His detachment was also one of the first to serve within the International Security Afghanistan Forces (ISAF) as NATO SOF partners.  Here, learning how to work seamlessly with coalition forces was critical.

“At one point I remember seeing Soldiers from over 10 different countries working together on a compound about half the size of Patch Barracks (in Stuttgart, Germany); hand and arm signals were pretty important,” said Burgess.

Burgess also led his team in support of the United States Secret Service mission to protect the President of the United States in Liberia. This is where his communication skills proved critical again.

When asked about working within an interagency environment in a potentially hostile area, he related, “Our success stemmed from maintaining open lines of communication between our Secret Service counterparts and the SOCEUR command team.  This inevitably afforded us the flexibility to integrate with the Secret Service while ensuring we maintained our standards with regards to force protection and impact within the local populace.”

Always humble, Burgess said that even though he received the award, “there is a longer list of NCOs and Officers associated with this award.  I'm extremely grateful for working with the most professional and dedicated individuals in our military.”

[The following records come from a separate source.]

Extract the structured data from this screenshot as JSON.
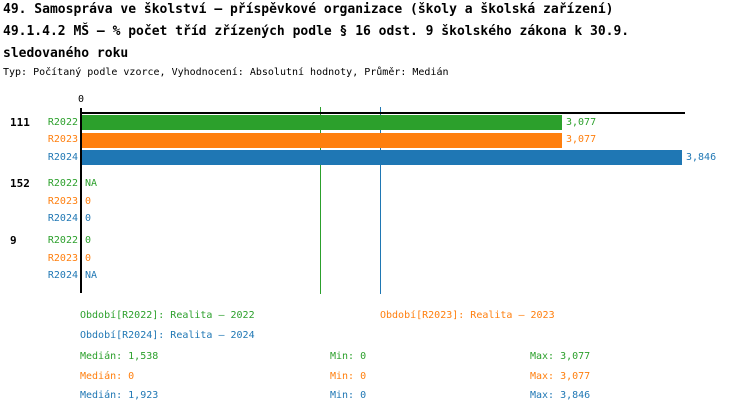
{
  "chart_data": {
    "type": "bar",
    "orientation": "horizontal",
    "title_lines": {
      "line1": "49. Samospráva ve školství – příspěvkové organizace (školy a školská zařízení)",
      "line2": "49.1.4.2 MŠ – % počet tříd zřízených podle § 16 odst. 9 školského zákona k 30.9.",
      "line3": "sledovaného roku"
    },
    "meta": "Typ: Počítaný podle vzorce, Vyhodnocení: Absolutní hodnoty, Průměr: Medián",
    "axis": {
      "tick_zero": "0",
      "xlim": [
        0,
        3878
      ],
      "grid": "median-lines-only"
    },
    "series": [
      {
        "name": "R2022",
        "label": "Období[R2022]: Realita – 2022",
        "color": "#2ca02c",
        "median": 1538,
        "min": 0,
        "max": 3077,
        "median_label": "Medián: 1,538",
        "min_label": "Min: 0",
        "max_label": "Max: 3,077"
      },
      {
        "name": "R2023",
        "label": "Období[R2023]: Realita – 2023",
        "color": "#ff7f0e",
        "median": 0,
        "min": 0,
        "max": 3077,
        "median_label": "Medián: 0",
        "min_label": "Min: 0",
        "max_label": "Max: 3,077"
      },
      {
        "name": "R2024",
        "label": "Období[R2024]: Realita – 2024",
        "color": "#1f77b4",
        "median": 1923,
        "min": 0,
        "max": 3846,
        "median_label": "Medián: 1,923",
        "min_label": "Min: 0",
        "max_label": "Max: 3,846"
      }
    ],
    "groups": [
      {
        "label": "111",
        "values": [
          3077,
          3077,
          3846
        ],
        "value_labels": [
          "3,077",
          "3,077",
          "3,846"
        ]
      },
      {
        "label": "152",
        "values": [
          null,
          0,
          0
        ],
        "value_labels": [
          "NA",
          "0",
          "0"
        ]
      },
      {
        "label": "9",
        "values": [
          0,
          0,
          null
        ],
        "value_labels": [
          "0",
          "0",
          "NA"
        ]
      }
    ],
    "legend_position": "bottom",
    "background_color": "#ffffff",
    "axis_color": "#000000"
  }
}
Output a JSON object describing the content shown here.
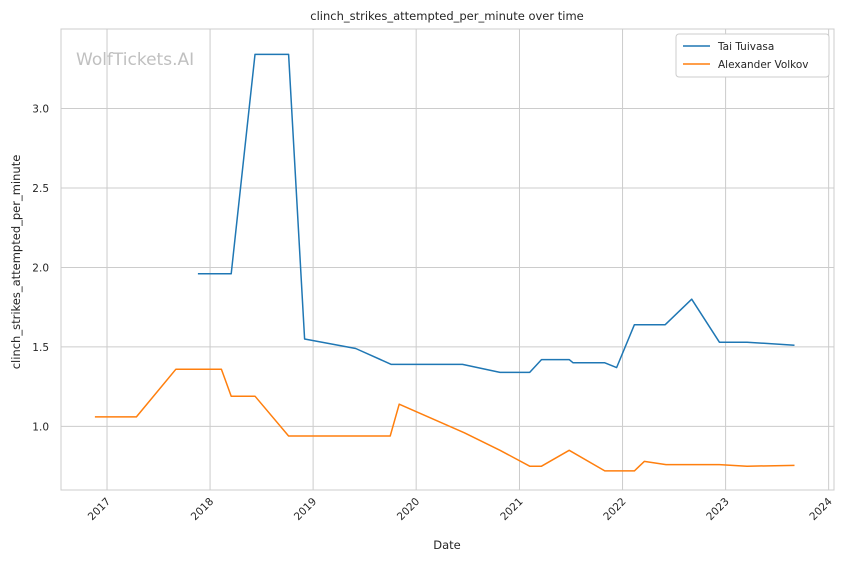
{
  "watermark": "WolfTickets.AI",
  "colors": {
    "series_1": "#1f77b4",
    "series_2": "#ff7f0e",
    "grid": "#cccccc",
    "axes": "#cccccc"
  },
  "chart_data": {
    "type": "line",
    "title": "clinch_strikes_attempted_per_minute over time",
    "xlabel": "Date",
    "ylabel": "clinch_strikes_attempted_per_minute",
    "xlim": [
      "2016-07-22",
      "2024-01-20"
    ],
    "ylim": [
      0.6,
      3.5
    ],
    "x_ticks": [
      "2017-01-01",
      "2018-01-01",
      "2019-01-01",
      "2020-01-01",
      "2021-01-01",
      "2022-01-01",
      "2023-01-01",
      "2024-01-01"
    ],
    "x_tick_labels": [
      "2017",
      "2018",
      "2019",
      "2020",
      "2021",
      "2022",
      "2023",
      "2024"
    ],
    "y_ticks": [
      1.0,
      1.5,
      2.0,
      2.5,
      3.0
    ],
    "y_tick_labels": [
      "1.0",
      "1.5",
      "2.0",
      "2.5",
      "3.0"
    ],
    "grid": true,
    "legend_position": "top-right",
    "series": [
      {
        "name": "Tai Tuivasa",
        "points": [
          [
            "2017-11-19",
            1.96
          ],
          [
            "2018-03-17",
            1.96
          ],
          [
            "2018-06-09",
            3.34
          ],
          [
            "2018-10-06",
            3.34
          ],
          [
            "2018-12-02",
            1.55
          ],
          [
            "2019-06-01",
            1.49
          ],
          [
            "2019-10-05",
            1.39
          ],
          [
            "2020-06-13",
            1.39
          ],
          [
            "2020-10-24",
            1.34
          ],
          [
            "2021-02-06",
            1.34
          ],
          [
            "2021-03-20",
            1.42
          ],
          [
            "2021-06-26",
            1.42
          ],
          [
            "2021-07-10",
            1.4
          ],
          [
            "2021-10-30",
            1.4
          ],
          [
            "2021-12-11",
            1.37
          ],
          [
            "2022-02-12",
            1.64
          ],
          [
            "2022-06-01",
            1.64
          ],
          [
            "2022-09-03",
            1.8
          ],
          [
            "2022-12-10",
            1.53
          ],
          [
            "2023-03-18",
            1.53
          ],
          [
            "2023-09-02",
            1.51
          ]
        ]
      },
      {
        "name": "Alexander Volkov",
        "points": [
          [
            "2016-11-19",
            1.06
          ],
          [
            "2017-04-15",
            1.06
          ],
          [
            "2017-09-02",
            1.36
          ],
          [
            "2018-02-10",
            1.36
          ],
          [
            "2018-03-17",
            1.19
          ],
          [
            "2018-06-09",
            1.19
          ],
          [
            "2018-10-06",
            0.94
          ],
          [
            "2019-10-01",
            0.94
          ],
          [
            "2019-11-02",
            1.14
          ],
          [
            "2020-06-20",
            0.96
          ],
          [
            "2020-10-24",
            0.85
          ],
          [
            "2021-02-06",
            0.75
          ],
          [
            "2021-03-20",
            0.75
          ],
          [
            "2021-06-26",
            0.85
          ],
          [
            "2021-10-30",
            0.72
          ],
          [
            "2022-02-12",
            0.72
          ],
          [
            "2022-03-19",
            0.78
          ],
          [
            "2022-06-04",
            0.76
          ],
          [
            "2022-12-10",
            0.76
          ],
          [
            "2023-03-18",
            0.75
          ],
          [
            "2023-09-02",
            0.755
          ]
        ]
      }
    ]
  }
}
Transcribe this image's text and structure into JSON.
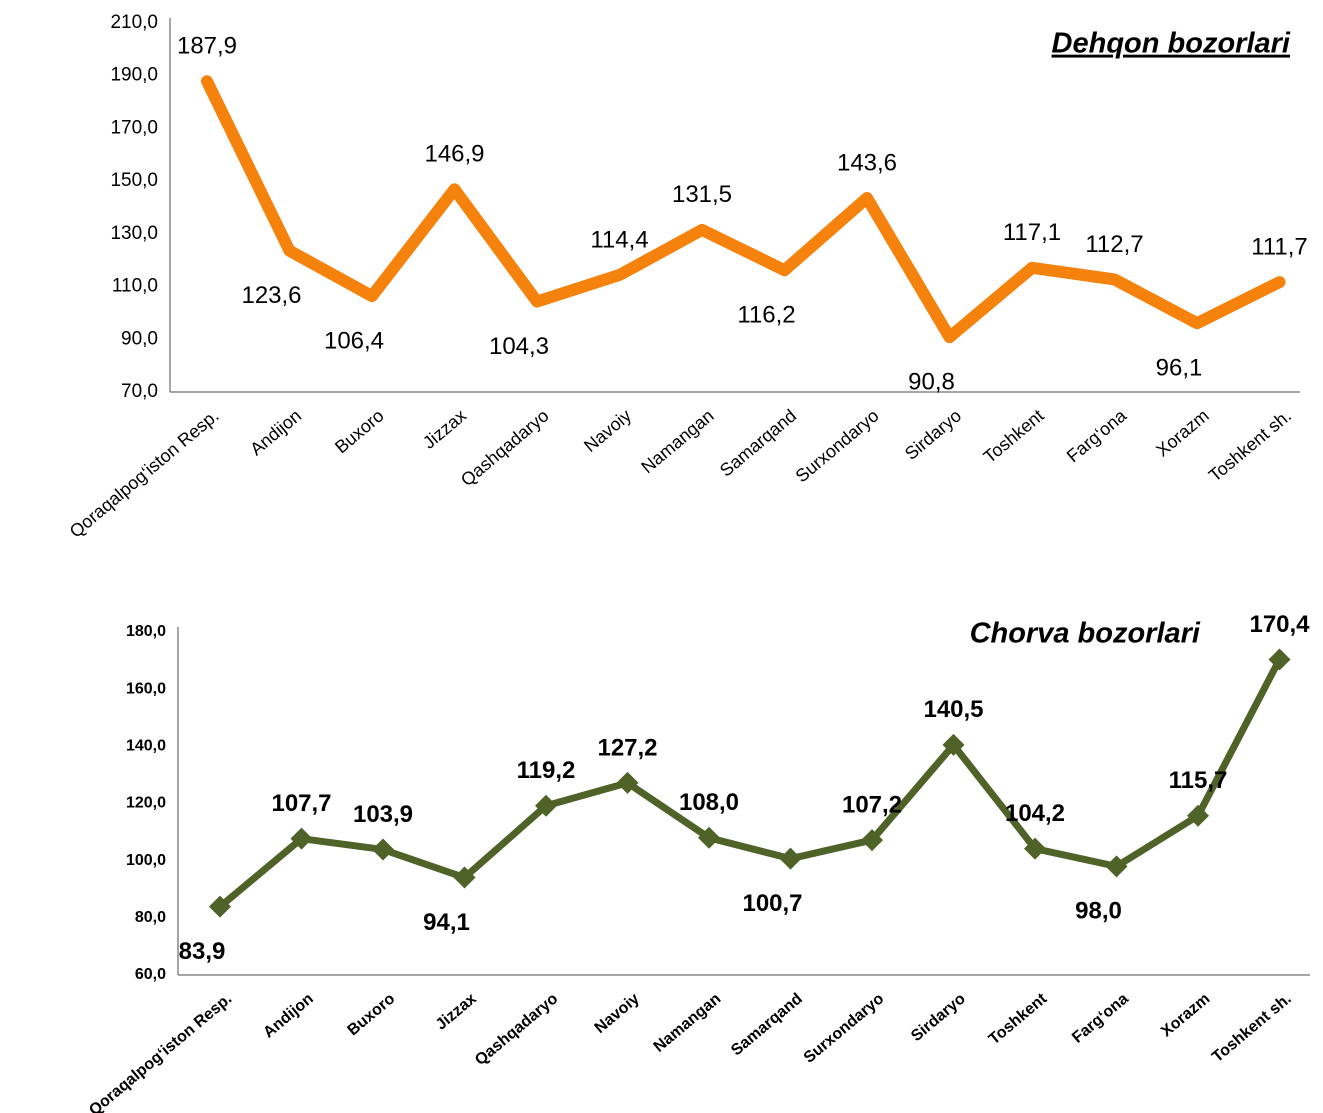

Gen MacArthur said later in his 1962 speech to the cadets about the words Duty, Honor, Country, “They build your basic character.  They mold you for your future roles as the custodians of the nation's defense.” By living those words, Capt. Burgess is preparing to possibly be speaking them himself to a corps of cadets as a senior Army leader one day.
The Calendar Year 2008 MacArthur Leadership Award ceremony will be held in Washington, D.C. on May 7-8, 2009.






Capt. Andrew Burgess


----------



## DA SWO (Mar 24, 2009)

Good on him.


----------



## Gypsy (Mar 24, 2009)

Well done, CPT Burgess!


----------



## car (Mar 24, 2009)

Outstanding! The boss and I put our HHC commander in for this, but against competition like CPT Burgess, she didn't stand a chance.


----------



## AWP (Mar 24, 2009)

I knew a MacArthur awardee from the Guard side; he was an abject tool. 10%....

Congrats to the CPT! Considering AD 18A's don't spend a great deal of time on a team he's had quite the career.


----------